Training neighbors to restore their watersheds

Friday, April 22, 2022

Ballinger Creek photo by Londa Jacques
Applications are now being accepted for a program that empowers community members with a passion for their local streams, clean water, and local wildlife. 

Community Action Training School (CATS) provides a free series of lectures – presented in a hybrid in-person and virtual format this year – and field trips. In exchange, participants volunteer on a local watershed improvement project of their choosing.

“We are thrilled to once again work with enthusiastic community members who are dedicated to being changemakers,” says Sarah Heerhartz, Executive Director of Mid Sound Fisheries Enhancement Group. 
“Protecting and restoring our rivers and natural areas requires many partners – from national governments to local ones, from nonprofit organizations to responsible businesses – and including people from all walks of life. 
"I have seen how passionate individuals play a critical role in watershed health and salmon recovery – from restoring their local parks to holding elected officials accountable. 
"Community Action Training School helps people focus their passions and interests and knits them into closer connection with likeminded people in their communities, creating projects that make a lasting difference and watershed advocates that have the support to sustain long-term work in their local communities.”

Tracy Banaszynski, Project Manager for Mid Sound Fisheries Enhancement Group. agrees.

“Participants have created a positive impact on their watersheds through a huge variety of project types. Projects from past sessions of Community Action Training School cohorts include the creation of Students Saving Salmon at Edmonds Woodway High School, community-led restoration events, and translation of interpretive signs in one participant’s local park to the languages most often spoken in her neighborhood. 
"In our last cohort, one participant worked with her local Trout Unlimited chapter to create a trapping program to eradicate an invasive frog species that threatens Kokanee restoration efforts. Another adopted a natural area in his childhood neighborhood that had become overrun with invasive Himalayan blackberry and engaged his community in restoring the site. 
"People come up with the most amazing projects when they feel empowered to use their voices and energies to help heal our watershed.”
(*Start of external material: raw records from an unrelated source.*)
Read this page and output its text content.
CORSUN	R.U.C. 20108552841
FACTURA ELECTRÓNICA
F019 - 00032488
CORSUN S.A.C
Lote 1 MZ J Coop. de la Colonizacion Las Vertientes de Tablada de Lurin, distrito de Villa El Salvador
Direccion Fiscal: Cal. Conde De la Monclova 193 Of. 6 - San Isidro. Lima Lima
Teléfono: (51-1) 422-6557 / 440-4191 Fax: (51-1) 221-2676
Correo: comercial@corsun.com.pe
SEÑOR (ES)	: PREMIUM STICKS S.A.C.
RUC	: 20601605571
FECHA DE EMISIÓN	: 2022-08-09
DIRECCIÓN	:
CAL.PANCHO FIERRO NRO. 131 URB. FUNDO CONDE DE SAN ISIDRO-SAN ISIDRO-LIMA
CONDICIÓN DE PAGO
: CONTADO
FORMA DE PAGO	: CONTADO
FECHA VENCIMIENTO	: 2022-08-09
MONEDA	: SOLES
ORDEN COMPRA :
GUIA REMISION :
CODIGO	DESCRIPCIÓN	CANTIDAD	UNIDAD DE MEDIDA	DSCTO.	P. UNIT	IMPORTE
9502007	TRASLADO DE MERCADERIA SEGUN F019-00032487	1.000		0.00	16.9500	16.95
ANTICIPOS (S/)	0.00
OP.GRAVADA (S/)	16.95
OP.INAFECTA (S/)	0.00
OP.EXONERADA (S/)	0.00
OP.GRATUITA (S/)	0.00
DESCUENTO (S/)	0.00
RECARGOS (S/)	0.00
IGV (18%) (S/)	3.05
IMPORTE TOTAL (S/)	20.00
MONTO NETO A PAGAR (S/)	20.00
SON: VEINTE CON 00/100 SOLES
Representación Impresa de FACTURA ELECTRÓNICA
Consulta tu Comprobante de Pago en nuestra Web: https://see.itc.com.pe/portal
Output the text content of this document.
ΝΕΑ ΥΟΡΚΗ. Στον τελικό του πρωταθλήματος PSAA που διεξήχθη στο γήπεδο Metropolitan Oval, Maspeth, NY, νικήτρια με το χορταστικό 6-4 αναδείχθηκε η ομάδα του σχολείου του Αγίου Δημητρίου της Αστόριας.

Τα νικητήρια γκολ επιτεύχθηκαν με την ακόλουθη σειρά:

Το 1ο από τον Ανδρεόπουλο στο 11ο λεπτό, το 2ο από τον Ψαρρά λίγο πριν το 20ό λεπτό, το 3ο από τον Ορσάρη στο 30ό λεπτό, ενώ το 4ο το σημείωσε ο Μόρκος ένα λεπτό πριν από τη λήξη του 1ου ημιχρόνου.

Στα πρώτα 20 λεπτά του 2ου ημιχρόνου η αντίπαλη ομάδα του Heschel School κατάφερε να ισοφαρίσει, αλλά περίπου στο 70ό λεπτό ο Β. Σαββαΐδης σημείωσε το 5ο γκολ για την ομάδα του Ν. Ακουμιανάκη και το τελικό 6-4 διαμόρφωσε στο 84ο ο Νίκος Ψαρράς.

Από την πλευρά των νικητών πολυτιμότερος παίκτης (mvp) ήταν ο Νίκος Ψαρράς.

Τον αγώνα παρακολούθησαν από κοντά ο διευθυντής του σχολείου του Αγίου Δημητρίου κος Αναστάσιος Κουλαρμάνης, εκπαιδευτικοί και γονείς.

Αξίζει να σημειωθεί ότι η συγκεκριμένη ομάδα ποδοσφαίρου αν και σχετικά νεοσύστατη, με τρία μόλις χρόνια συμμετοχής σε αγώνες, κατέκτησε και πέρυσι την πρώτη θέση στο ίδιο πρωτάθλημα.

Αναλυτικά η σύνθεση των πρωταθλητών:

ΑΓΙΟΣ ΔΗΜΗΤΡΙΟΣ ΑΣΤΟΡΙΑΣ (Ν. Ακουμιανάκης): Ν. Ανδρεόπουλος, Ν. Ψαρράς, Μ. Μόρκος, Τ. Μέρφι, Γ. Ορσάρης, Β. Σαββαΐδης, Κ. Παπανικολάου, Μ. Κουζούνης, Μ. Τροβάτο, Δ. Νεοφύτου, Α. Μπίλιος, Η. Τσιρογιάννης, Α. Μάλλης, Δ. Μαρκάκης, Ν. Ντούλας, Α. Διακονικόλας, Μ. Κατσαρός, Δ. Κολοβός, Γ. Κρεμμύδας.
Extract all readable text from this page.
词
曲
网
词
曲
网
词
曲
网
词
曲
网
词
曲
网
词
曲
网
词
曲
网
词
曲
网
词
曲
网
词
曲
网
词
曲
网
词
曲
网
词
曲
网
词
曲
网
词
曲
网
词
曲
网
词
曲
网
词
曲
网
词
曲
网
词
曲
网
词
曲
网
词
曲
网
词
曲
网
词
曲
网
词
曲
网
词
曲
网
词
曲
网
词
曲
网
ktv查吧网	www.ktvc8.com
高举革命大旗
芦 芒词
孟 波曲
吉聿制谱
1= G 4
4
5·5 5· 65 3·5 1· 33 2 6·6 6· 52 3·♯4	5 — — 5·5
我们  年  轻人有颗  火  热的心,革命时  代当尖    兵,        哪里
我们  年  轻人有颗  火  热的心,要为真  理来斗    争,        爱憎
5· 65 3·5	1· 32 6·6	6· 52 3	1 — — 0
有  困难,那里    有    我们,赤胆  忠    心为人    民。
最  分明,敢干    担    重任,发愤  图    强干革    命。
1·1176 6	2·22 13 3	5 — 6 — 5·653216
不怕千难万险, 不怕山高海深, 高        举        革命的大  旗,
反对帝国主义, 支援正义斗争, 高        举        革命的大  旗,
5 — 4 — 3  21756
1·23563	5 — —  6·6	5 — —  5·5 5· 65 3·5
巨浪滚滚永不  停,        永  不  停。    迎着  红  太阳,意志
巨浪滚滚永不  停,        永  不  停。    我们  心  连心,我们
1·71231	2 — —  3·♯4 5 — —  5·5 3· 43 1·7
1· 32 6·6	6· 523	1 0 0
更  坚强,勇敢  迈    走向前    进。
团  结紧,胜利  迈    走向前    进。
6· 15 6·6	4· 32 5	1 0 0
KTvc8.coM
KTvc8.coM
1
Applications for this free program are due May 4, 2022. You can find out more at the websites of Sound Salmon Solutions and Mid Sound Fisheries Enhancement Group, the two organizations jointly organizing Community Action Training School in WRIAs 7 and 8.

“I’ve always cared about salmon. But by participating in the CATS program, I better understood where I could best fit my talents into the road to salmon restoration,” says Dana Kemmerling, past CATS participant. 
“The speakers they brought in covered a range of the issues that are important to my community. Then, I was able to use my enthusiasm—and my marketing experience—to help co-workers and friends become inspired to help rip out blackberries and plant native plants along the Sammamish River.”

This program is funded by the King County Flood Control District, directed by the Snoqualmie Watershed Forum and the Cedar / Sammamish / Lake Washington watersheds.